# Puppy Won't Eat Out of a Bowl Anymore



## Gypsy'sPerson (Jun 17, 2009)

My 3 and a half month old puppy doesn't want to eat out of a bowl anymore. This started about a week ago. I washed her bowl, which I'd been doing regularl anyway, and I tried different bowls. She just won't eat out of the bowl. If I put the food on the floor, or in her kennel, then she eats it. She's been eating less than usual (down from about 1 cup a day to 1/2 cup a day) for the last week-week and a half as well. Any ideas on how to get her back to using her bowl? She drinks water out of an identical dish to her food dish, so I don't know what the deal is.

It's not a big deal for me to feed her off the floor or dump food in her crate at mealtimes. However, she will have to board and/or stay with friends when I travel for work and life would be easier for everyone if she'd just eat out of her bowl.

Thanks for any ideas!


----------



## rosemaryninja (Sep 28, 2007)

What material is her bowl made of?


----------



## Cobalt (Jul 27, 2007)

Lilly was losing weight and not eating when I switched to a stainless bowl and we figured out that her dog tags were making a "scary" noise on her bowl. Could that be it? Your dog has to drink water so you will see her use the water bowl but she may not like it. 

Dogs are certainly odd sometimes aren't they??


----------



## x3ro (Apr 29, 2009)

My pup did this.. Except he would eat out of a paper bowl. We finally put his other bowl out again, and he's eating out of it now. 

Sometimes I just think they want to be picky or something. Who knows.


----------



## FourIsCompany (Apr 18, 2009)

Find something that she will eat out of. A paper bowl (good idea, x3ro) or a paper plate, plastic bowl, pie pan, cardboard box and then use that for a while and then go back to the bowl. 

She might have gotten spooked or something and associated it with her food bowl. Hopefully, that association can be broken.


----------



## emily445455 (Apr 8, 2008)

My Belle had some problems with this when she was little, Penny never did...she would eat anything and everything you gave her, lol.

But for Belle, it was kinda easy to fix. I would let her eat out of my hand near the bowl, then put my hand closer to inside the bowl, until it was laying on top of her food.

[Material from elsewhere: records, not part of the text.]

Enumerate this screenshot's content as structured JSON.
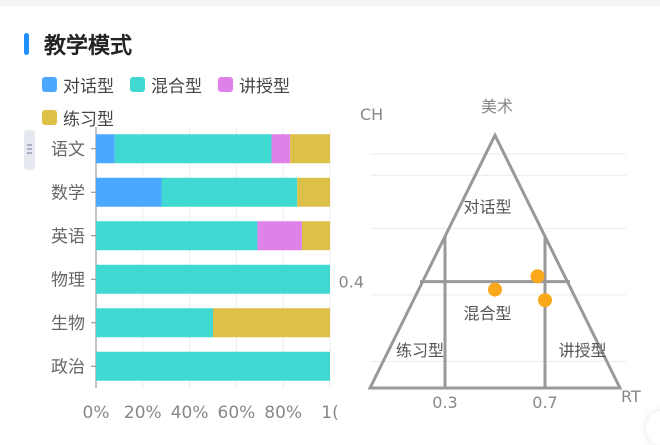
{
  "title": "教学模式",
  "colors": {
    "accent": "#1e90ff",
    "dialog": "#4aa8ff",
    "mixed": "#3fd9d2",
    "lecture": "#de82ea",
    "practice": "#ddc048",
    "triangle": "#999999",
    "point": "#f9a81b"
  },
  "legend": [
    {
      "label": "对话型",
      "color": "#4aa8ff"
    },
    {
      "label": "混合型",
      "color": "#3fd9d2"
    },
    {
      "label": "讲授型",
      "color": "#de82ea"
    },
    {
      "label": "练习型",
      "color": "#ddc048"
    }
  ],
  "chart_data": [
    {
      "type": "bar",
      "orientation": "horizontal",
      "stacked": true,
      "categories": [
        "语文",
        "数学",
        "英语",
        "物理",
        "生物",
        "政治"
      ],
      "series": [
        {
          "name": "对话型",
          "values": [
            8,
            28,
            0,
            0,
            0,
            0
          ]
        },
        {
          "name": "混合型",
          "values": [
            67,
            58,
            69,
            100,
            50,
            100
          ]
        },
        {
          "name": "讲授型",
          "values": [
            8,
            0,
            19,
            0,
            0,
            0
          ]
        },
        {
          "name": "练习型",
          "values": [
            17,
            14,
            12,
            0,
            50,
            0
          ]
        }
      ],
      "xlim": [
        0,
        100
      ],
      "xticks": [
        "0%",
        "20%",
        "40%",
        "60%",
        "80%",
        "1("
      ],
      "grid": true
    },
    {
      "type": "scatter",
      "subtype": "ternary",
      "vertex_labels": {
        "top": "美术",
        "left_axis": "CH",
        "right_axis": "RT"
      },
      "region_labels": [
        "对话型",
        "混合型",
        "练习型",
        "讲授型"
      ],
      "x_ticks": [
        "0.3",
        "0.7"
      ],
      "y_ticks": [
        "0.4"
      ],
      "x_range": [
        0,
        1
      ],
      "y_range": [
        0,
        1
      ],
      "points": [
        {
          "x": 0.5,
          "y": 0.37
        },
        {
          "x": 0.67,
          "y": 0.42
        },
        {
          "x": 0.7,
          "y": 0.33
        }
      ],
      "grid": true
    }
  ]
}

Then took my hand out, and I had to stand in the kitchen when she ate, lol. I did that for a few days and it worked...except the standing in the kitchen one, I had to do that for a looonnnggg time, lol.


----------



## Teela Brown (Jul 3, 2009)

If it is plastic, some animals have a bad (allergic-type) reaction.

My cat cannot eat or drink out of anything plastic.


----------



## Gypsy'sPerson (Jun 17, 2009)

Thanks everyone! Her bowl is ceramic. I tried a couple of other bowls, but hadn't thought to try paper or a paper plate. I'll try that and let you know how it goes! Sometimes if I get her started by putting some on the floor by her bowl or in my hand, she'll eat a little after her bowl after that, but not much at all. I'm excited to try a paper plate and/or bowl and see if that works.


----------



## zimandtakandgrrandmimi (May 8, 2008)

I had a dog that did that.

I put her food in a cleaned soda bottle so she had to bat it around and only a few pieces of food would fall out at a time. it would take her hours to finish a meal. 

id periodically pit a bit in her bowl as well as in the bottle...she decided she preffered the bowl. easier to get actually full. 

they also make puzzle toys that are similar..Buster Cubes spring to mind.

and hey I did get quite a bit of chill time waiting for her to finish her bottle.


----------



## winniec777 (Apr 20, 2008)

Our dog will eat wet food and drink water out of her bowls, but not kibble. So we put her kibble on a plastic mat on the floor and she eats it from there. Got the mat at Petco - it's one of those mats you put under dog bowls to help keep the floor clean. If you can't retrain the puppy to eat from the bowl, you could try the mat.


----------